One in 10 Older Americans Has Dementia
In the first nationally representative study of cognitive impairment prevalence in more than 20 years, Columbia University researchers have found almost 10% of U.S. adults ages 65 and older have dementia, while another 22% have mild cognitive impairment. People with dementia and mild cognitive impairment are more likely to be older, have lower levels of education, and to be racialized as Black or Hispanic. Men and women have similar rates of dementia and mild cognitive impairment.
Although dementia and mild cognitive impairment are known to be common in the United States, accurate, up-to-date measures of their national prevalence were scarce.
“Such data are critical for understanding the causes, costs, and consequences of dementia and mild cognitive impairment in the United States and for informing policies aimed at reducing their impact on patients, families, and public programs,” says Jennifer J. Manly, PhD, the study’s lead author and professor of neuropsychology in neurology at the Gertrude H. Sergievsky Center and the Taub Institute for Research on Alzheimer’s Disease and the Aging Brain at Columbia University.
Dementia rate 35% among people in their 90s
The study was based on data on nearly 3,500 individuals enrolled in the nationally representative Health and Retirement Study. Between 2016 and 2017, each participant completed a comprehensive set of neuropsychological tests and in-depth interviews. The researchers also interviewed relatives or close personal contacts of participants. The information was used to develop an algorithm for diagnosing dementia or mild cognitive impairment.
Rates of dementia and mild cognitive impairment rose sharply with age: 3% of people between 65 and 69 had dementia, rising to 35% for people age 90 and over.
“With increasing longevity and the aging of the Baby Boom generation, cognitive impairment is projected to increase significantly over the next few decades, affecting individuals, families, and programs that provide care and services for people with dementia,” Manly says.
The economic impact of dementia, including unpaid family caregiving, is estimated to be $257 billion per year in the United States and $800 billion worldwide.
Disparities in cognitive impairment are driven by exposure to structural and social inequalities
Unlike most large studies of dementia in the United States, the researchers could examine differences in the national prevalence of dementia and mild cognitive impairment by age, race and ethnicity, gender, and education.
The data show a disproportionate burden of dementia among older adults who self-identified as Black or African American, of mild cognitive impairment among older adults who identify as Hispanic, and both categories of cognitive impairment among people who had fewer opportunities to obtain education.
|Dementia||Mild Cognitive Impairment|
|Less than high school||13%||30%|
|College degree or higher||9%||21%|
“Dementia research in general has largely focused on college-educated people who are racialized as white,” says Manly. “This study is representative of the population of older adults and includes groups that have been historically excluded from dementia research but are at higher risk of developing cognitive impairment because of structural racism and income inequality. If we’re interested in increasing brain health equity in later life, we need to know where we stand now and where to direct our resources.”

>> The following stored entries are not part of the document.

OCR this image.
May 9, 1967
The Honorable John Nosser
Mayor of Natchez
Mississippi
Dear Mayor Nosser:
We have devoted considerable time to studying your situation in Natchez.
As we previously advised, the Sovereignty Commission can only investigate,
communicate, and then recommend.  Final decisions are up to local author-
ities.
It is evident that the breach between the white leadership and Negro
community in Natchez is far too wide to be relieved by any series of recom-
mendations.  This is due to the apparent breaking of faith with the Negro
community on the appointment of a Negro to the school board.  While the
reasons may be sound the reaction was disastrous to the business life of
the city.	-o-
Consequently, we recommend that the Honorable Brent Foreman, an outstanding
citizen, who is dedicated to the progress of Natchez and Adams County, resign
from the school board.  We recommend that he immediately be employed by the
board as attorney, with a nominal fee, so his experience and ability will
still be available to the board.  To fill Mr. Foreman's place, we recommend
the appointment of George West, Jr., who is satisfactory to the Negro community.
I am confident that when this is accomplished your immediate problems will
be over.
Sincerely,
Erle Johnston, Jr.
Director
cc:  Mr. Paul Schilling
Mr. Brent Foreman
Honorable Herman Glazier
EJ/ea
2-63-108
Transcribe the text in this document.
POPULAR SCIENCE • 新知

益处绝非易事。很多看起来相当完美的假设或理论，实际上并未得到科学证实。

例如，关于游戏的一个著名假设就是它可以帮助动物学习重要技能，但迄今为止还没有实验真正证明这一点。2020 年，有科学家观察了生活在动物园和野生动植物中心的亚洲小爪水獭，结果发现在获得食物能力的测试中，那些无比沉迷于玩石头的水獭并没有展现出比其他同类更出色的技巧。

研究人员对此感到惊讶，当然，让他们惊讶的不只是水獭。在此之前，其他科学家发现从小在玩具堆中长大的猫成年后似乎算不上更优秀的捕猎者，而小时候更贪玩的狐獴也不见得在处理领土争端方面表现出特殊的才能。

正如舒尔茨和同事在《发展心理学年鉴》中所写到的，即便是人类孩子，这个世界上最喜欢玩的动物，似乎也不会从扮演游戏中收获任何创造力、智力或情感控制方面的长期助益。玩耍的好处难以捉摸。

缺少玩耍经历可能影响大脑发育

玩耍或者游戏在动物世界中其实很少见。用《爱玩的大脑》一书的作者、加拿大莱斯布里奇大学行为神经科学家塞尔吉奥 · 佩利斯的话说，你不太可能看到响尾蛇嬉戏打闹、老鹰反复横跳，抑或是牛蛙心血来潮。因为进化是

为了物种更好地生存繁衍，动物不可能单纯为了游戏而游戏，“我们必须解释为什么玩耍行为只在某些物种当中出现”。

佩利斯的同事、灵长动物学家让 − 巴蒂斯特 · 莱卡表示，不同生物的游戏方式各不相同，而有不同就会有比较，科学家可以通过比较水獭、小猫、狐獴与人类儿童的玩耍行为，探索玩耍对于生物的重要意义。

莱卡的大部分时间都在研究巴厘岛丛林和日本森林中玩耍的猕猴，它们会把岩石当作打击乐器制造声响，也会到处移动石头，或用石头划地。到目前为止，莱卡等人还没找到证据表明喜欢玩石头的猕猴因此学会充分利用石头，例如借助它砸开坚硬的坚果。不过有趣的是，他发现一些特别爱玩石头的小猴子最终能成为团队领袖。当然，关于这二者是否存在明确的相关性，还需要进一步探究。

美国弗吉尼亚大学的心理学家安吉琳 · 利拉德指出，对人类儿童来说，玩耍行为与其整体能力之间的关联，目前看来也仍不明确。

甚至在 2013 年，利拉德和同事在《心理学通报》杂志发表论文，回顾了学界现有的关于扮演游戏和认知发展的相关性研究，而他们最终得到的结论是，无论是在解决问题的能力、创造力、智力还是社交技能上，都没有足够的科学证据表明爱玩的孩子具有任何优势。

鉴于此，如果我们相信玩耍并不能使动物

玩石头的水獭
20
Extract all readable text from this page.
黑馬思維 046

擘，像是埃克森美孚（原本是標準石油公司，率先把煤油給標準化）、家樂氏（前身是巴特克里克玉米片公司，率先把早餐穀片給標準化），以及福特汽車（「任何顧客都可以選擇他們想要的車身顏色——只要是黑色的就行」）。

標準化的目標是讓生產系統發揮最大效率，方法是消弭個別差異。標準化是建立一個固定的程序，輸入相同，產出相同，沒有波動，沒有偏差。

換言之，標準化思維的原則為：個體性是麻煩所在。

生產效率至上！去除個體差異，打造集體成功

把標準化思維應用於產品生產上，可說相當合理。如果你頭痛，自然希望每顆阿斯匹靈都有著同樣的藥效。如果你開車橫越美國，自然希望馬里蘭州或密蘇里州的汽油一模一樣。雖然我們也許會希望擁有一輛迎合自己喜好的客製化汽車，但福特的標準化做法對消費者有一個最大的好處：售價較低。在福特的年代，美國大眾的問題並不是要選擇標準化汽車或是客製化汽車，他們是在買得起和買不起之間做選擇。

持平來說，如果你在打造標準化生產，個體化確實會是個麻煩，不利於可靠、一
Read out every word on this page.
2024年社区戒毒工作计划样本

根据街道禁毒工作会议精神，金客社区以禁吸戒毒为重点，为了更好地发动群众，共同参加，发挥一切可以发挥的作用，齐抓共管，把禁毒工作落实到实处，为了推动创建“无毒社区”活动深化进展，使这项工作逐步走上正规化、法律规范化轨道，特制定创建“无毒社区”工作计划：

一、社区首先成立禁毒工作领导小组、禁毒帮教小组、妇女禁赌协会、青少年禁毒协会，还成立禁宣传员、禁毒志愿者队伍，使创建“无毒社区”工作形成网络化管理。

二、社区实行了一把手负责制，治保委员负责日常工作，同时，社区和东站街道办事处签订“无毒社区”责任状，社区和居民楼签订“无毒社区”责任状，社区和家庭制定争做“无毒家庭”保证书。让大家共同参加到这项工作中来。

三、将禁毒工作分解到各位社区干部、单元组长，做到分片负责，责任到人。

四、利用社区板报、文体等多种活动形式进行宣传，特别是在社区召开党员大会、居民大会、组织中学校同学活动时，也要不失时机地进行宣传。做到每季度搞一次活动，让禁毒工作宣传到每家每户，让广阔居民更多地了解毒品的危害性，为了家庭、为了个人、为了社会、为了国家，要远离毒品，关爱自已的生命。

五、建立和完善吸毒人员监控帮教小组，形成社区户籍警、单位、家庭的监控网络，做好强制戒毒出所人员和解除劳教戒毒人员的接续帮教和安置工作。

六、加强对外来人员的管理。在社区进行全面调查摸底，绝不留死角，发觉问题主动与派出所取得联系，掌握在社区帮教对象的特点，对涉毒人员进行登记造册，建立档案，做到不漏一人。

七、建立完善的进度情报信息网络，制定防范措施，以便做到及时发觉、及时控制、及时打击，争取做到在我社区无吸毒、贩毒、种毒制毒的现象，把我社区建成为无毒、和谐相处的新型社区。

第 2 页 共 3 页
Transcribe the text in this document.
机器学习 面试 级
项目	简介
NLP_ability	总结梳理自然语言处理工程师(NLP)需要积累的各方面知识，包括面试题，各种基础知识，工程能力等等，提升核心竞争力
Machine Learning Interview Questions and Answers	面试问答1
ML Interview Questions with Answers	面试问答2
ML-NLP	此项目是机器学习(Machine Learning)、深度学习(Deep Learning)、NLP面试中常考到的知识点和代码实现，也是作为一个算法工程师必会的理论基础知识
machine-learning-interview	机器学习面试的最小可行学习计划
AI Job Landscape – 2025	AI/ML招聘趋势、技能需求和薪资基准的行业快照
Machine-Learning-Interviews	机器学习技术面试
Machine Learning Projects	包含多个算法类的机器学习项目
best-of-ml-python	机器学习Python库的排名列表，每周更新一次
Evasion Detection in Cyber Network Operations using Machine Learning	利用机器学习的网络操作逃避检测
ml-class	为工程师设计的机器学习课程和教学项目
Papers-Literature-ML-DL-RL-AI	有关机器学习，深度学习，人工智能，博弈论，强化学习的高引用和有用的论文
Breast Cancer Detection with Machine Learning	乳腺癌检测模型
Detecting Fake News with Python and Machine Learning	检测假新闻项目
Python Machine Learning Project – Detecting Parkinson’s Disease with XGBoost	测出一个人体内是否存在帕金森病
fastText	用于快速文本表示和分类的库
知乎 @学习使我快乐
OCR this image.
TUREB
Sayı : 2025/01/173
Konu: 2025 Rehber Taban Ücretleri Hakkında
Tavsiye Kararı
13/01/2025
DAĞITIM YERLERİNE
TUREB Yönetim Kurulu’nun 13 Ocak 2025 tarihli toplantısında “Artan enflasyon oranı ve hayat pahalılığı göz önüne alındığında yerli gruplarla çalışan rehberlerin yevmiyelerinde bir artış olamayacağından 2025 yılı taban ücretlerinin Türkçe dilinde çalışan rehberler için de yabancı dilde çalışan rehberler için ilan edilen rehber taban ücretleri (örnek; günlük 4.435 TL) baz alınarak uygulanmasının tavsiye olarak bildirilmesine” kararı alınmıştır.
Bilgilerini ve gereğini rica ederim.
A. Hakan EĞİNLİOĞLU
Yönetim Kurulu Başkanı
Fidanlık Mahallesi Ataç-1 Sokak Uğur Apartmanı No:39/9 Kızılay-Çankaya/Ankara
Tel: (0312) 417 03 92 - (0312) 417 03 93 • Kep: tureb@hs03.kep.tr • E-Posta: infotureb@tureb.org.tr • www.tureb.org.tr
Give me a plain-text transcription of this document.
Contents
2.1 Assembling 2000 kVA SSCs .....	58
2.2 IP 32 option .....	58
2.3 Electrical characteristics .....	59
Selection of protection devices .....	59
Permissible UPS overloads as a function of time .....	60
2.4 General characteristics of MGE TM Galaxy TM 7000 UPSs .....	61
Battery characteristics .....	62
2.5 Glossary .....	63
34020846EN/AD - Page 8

The study was published online Oct. 24 in the journal JAMA Neurology.
The study is titled “Estimating the Prevalence of Dementia and Mild Cognitive Impairment in the US: The 2016 Health and Retirement Study Harmonized Cognitive Assessment Protocol Project.”
The other contributors: Richard N. Jones (Brown University Warren Alpert Medical School), Kenneth M. Langa (University of Michigan), Lindsay H. Ryan (University of Michigan), Deborah A. Levine (University of Michigan and Veterans Affairs Center for Clinical Management Research, Ann Arbor), Ryan McCammon (University of Michigan), Steven G. Heeringa (University of Michigan), and David Weir (University of Michigan).
The study was funded by grants from the National Institute on Aging, part of the National Institutes of Health (U01 AG009740 and U01 AG058499).
Manly, Jones, Langa, Ryan, Heeringa, and Weir reported grants from the National Institute on Aging during the conduct of the study. Langa reported grants from the National Institute on Aging and the Alzheimer’s Association outside the submitted work and reported having provided expert testimony related to decisional capacity of an individual with dementia. Levine reported receiving consulting fees from the National Institutes of Health and serving as principal investigator or coinvestigator on projects funded by grants from the National Institutes of Health as well as on the data safety monitoring board for the National Institutes of Health during the conduct of the study. Weir reported grants from the National Institute on Aging outside the submitted work. No other disclosures were reported.